Não sei o que ela terá pensado…
Um senhor insistiu em dar-me dinheiro “para
desenrascar”, mas disse-lhe que não era preciso, pois o meu marido estaria à
minha espera na estação de Santarém.
Ao fim de um longo tempo de viajem, chegámos a Santarém.
Senti-me aliviada, mas com algum receio… Imagino-o zangado e ainda levo um
raspanete.
Aproximo-me da porta e lá vem ele com a menina e a
mala. Ao ver-me, sorri e diz-me:
-Até que em fim, mulher, que já te encontrei!
E lá seguimos viagem até ao Entroncamento, onde esperámos
mais algum tempo pelo comboio seguinte, numa sala cheia de gente e com muito calor. Chegámos só à tardinha a Castelo Branco. Depois ainda fizemos mais
uma longa viagem até São Vicente da Beira.
Era assim naquele tempo, em que ainda nem todos tinham
carro e não havia telemóveis, que se viviam as histórias que ficam para mais
tarde contar e recordar.
3 comentários:
Quando passamos do nosso pequeno mundo para o grande, o que nos choca e cria situações destas é a impessoalidade. Como é que um comboio deixa uma mãe com um bebé na estação? Nem acreditamos e ficamos à espera. E depois de vários entalões, uns mais dolorosos que outros, lá entramos na nova realidade.
E a vida sem carros nem telemóveis? Parece que foi há tanto tempo...
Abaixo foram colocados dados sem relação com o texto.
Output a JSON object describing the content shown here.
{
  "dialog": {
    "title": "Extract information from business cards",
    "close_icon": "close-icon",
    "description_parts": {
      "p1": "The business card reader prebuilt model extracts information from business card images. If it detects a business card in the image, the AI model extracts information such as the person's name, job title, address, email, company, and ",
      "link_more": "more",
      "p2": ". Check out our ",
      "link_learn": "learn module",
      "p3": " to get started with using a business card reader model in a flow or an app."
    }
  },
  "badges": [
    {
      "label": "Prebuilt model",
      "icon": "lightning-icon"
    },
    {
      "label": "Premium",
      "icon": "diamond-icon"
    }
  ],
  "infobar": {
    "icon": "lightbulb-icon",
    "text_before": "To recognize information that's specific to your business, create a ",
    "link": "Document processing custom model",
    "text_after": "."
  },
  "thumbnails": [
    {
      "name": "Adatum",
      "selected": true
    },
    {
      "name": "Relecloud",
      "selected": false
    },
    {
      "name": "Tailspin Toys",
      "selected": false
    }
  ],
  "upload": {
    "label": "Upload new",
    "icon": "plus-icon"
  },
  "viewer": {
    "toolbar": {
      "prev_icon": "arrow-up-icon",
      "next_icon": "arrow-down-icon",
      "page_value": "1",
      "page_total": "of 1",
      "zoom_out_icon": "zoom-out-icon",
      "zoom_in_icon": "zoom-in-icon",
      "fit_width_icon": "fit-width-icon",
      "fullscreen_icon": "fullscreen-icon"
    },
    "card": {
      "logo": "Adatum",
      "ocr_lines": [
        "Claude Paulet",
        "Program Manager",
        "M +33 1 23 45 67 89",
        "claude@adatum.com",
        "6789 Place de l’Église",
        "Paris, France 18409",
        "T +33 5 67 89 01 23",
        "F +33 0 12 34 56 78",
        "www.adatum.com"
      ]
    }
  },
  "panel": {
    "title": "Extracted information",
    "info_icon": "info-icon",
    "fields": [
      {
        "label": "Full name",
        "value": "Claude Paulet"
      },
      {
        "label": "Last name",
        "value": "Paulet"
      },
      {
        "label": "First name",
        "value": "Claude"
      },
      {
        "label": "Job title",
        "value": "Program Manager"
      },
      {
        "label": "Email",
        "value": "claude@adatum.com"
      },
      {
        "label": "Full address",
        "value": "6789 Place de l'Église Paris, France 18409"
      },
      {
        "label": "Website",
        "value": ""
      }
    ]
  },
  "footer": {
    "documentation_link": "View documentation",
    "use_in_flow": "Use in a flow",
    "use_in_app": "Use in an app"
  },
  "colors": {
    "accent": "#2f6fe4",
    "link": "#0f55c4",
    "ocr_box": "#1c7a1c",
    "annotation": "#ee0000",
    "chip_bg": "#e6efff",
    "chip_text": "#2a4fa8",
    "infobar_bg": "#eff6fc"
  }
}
Eram mesmo uma verdadeira aventura, as viagens de ida e volta de Lisboa à terra; e ainda lá não vai assim tanto tempo. Apesar disso eram uma alegria, e não eram as dificuldades que nos impediam de virmos pelo menos três vezes por ano (Natal, Senhora da Orada e Festas de Verão). Agora, com estradas melhores e automóveis mais confortáveis, tudo é mais fácil e, se não fossem os custos com combustíveis e portagens, muita gente viria todos os fins de semana.
Deve acontecer o mesmo com os nossos conterrâneos que vivem no estrangeiro. Este ano voltaram novamente em grande número, para alegria de todos nós. É muito bom vermos as nossas ruas e a Praça cheias de gente, pelo menos em agosto. Oxalá todos tenham tido um bom regresso ao trabalho e que para o ano cá estejam outra vez!
M. L. Ferreira
Albertina!
Que história incrível, que emoção...e o salto quântico que demos em 30
anos. Saltamos do séc. xix para o xxi. Parece que foi só o i que saltou do meio dos XX para a frente, mas foi muito mais que isso.
Acho que uma das virtudes "dos enxidros" é os testemunhos na primeira pessoa de deixa para o futuro.